After my period stopped, my vagina got so dry that one winter afternoon when I was walking down the street, I could feel the sides rubbing against each other.

I added more oils to my diet and put Vitamin E capsules in my vagina every other day, but I didn’t like what they did to my smell. I tried coconut oil instead, but it melted as I put it in.

After menopause, the hymenal ring loses its elasticity, and it can be uncomfortable to have sex. I asked my doctor about using estrogen cream. She thought it was a good idea, but my naturopath wasn’t so sure.

You’re lucky, you don’t have to worry about getting pregnant now.

In my late thirties, I went to a gynecologist because I didn’t think I should be experiencing such intense menstrual pain. An ultrasound revealed that I likely had endometriosis, and an x-ray showed that my tubes were blocked.

“You can’t have children,” the gynecologist said. “Your generation was told you could have it all, that you could have careers and have children later in life. You hear about women who get pregnant after forty, but what you don’t hear about is how much work it took for them to conceive. Women who really want children should have them before the age of thirty-five.”

When I asked about in vitro fertilization, she said, “You could try, but in a study done by a clinic in Boston, the success rate for in vitro fertilization for women over forty was zero.”

“Don’t date her for these last few years when she can still have children if you’re not serious,” a woman had told my boyfriend.

“I don’t have more time. I need to try this now, or I’ll lose my chance,” I told him after I visited the gynecologist.

But he wasn’t ready to have that conversation, and the relationship ended shortly after that.

I wept, longing for the sleepless nights about which my friends complained, for a baby’s cries to interrupt my sleep, for tiny arms to reach up for me.

Later, at a women’s gathering, I squeezed into a crowded room and sat between two young women, our knees touching.

When our life-giving force was celebrated, I quietly grieved.

Really? I was glad to be done with that.

Many women speak of their period becoming irregular, or stopping for six months and coming back. But mine just stopped one day and never returned. If I had known that it would be the last one, I would have thrown a party.

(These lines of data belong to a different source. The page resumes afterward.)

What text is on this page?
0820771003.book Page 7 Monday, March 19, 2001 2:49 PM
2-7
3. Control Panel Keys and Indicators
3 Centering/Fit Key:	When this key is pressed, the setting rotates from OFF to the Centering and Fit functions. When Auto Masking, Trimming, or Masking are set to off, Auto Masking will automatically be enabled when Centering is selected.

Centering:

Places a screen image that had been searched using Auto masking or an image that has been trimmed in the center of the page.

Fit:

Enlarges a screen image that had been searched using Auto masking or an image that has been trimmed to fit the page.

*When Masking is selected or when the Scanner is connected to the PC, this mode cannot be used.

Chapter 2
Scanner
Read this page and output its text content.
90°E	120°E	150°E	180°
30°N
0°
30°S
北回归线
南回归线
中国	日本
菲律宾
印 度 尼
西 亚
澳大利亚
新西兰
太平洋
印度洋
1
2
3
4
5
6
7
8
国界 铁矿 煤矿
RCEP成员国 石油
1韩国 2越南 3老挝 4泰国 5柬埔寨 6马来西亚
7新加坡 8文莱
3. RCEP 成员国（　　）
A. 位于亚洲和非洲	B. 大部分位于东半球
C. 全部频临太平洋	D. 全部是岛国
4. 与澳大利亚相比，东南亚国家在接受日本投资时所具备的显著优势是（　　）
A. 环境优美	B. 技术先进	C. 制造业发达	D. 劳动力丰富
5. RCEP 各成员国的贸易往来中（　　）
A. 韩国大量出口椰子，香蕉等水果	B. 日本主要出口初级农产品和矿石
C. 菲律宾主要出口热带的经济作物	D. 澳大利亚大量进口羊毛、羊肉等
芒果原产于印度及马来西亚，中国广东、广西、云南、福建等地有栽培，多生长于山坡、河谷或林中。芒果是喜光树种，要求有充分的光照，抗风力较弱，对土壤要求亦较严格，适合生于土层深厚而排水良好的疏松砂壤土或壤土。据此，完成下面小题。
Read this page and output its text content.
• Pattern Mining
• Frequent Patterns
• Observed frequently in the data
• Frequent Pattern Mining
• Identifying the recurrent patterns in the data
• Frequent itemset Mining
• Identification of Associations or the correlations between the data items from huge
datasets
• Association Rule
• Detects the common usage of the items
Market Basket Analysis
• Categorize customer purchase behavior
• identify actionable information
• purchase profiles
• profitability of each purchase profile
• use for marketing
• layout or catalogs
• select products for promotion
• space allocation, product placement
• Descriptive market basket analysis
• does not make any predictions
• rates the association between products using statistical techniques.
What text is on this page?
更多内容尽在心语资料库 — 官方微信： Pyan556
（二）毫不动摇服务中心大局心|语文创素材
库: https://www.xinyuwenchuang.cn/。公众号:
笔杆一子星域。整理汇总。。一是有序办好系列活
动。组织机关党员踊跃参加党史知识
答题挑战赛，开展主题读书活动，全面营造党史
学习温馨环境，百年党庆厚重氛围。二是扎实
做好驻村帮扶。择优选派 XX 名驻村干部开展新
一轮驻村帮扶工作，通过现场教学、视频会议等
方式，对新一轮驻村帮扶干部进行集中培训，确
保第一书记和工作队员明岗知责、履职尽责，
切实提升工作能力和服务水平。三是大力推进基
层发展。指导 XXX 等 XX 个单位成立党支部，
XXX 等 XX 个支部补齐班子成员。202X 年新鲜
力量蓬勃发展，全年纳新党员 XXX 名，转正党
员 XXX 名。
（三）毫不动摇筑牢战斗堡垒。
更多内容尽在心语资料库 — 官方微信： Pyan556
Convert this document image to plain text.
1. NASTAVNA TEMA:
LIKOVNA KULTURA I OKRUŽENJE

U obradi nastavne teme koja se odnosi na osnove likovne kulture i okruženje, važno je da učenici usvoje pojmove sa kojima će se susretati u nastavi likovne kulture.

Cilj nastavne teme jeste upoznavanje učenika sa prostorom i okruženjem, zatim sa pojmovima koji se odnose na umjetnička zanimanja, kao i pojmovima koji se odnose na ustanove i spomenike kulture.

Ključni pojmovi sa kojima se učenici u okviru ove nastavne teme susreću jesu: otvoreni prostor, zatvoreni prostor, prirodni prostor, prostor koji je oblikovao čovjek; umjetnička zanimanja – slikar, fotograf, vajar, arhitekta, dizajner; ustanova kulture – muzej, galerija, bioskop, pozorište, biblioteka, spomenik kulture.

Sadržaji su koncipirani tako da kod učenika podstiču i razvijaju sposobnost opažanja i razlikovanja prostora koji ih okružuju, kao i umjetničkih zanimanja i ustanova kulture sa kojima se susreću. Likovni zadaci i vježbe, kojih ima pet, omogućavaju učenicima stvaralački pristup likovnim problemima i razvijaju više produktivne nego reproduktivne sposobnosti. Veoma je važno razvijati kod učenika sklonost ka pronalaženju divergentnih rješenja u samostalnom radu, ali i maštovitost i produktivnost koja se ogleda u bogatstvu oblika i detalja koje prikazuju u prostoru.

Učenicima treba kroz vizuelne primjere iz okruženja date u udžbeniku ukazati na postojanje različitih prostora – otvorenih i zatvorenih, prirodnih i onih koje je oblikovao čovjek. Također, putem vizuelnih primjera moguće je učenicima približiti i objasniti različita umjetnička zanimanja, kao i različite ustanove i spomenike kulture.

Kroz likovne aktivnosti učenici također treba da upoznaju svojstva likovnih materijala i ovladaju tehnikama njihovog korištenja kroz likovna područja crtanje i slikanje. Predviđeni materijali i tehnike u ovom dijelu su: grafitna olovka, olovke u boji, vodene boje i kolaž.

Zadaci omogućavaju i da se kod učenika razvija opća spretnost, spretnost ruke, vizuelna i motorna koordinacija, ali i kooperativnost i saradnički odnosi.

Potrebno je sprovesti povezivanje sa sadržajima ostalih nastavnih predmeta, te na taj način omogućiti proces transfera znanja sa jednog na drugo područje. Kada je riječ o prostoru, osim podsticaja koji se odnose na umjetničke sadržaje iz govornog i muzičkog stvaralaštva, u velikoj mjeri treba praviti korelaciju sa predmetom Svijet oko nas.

I would have spent more time looking at the glob floating in the water, like paint mixed to a perfect shade of red. I would have held my belly and felt the blood flowing under the surface, and said a prayer.

Wow! You don’t look like you’ve gone through menopause.

At first, I accepted it as a compliment. Then I wondered, what does post-menopause look like?

If you had asked me when I was in my twenties, I wouldn’t have imagined that being post-menopausal would mean that I would sell my belongings, move across the country to live by the ocean, and become a dancer.

Now, as I dance, I connect with others. We begin slowly, moving together on the wooden floor in the dance studio, flowing to a gentle wave in the music. We dance alone. We dance together. A woman joins me and we leap like teenagers. A young man gives me a warm hug. A woman in her seventies dances past, palms up. The dance builds to a crescendo before we meet again in stillness. Sometimes I weep. Sometimes I am elated, joyful. I hold my belly and say a silent prayer.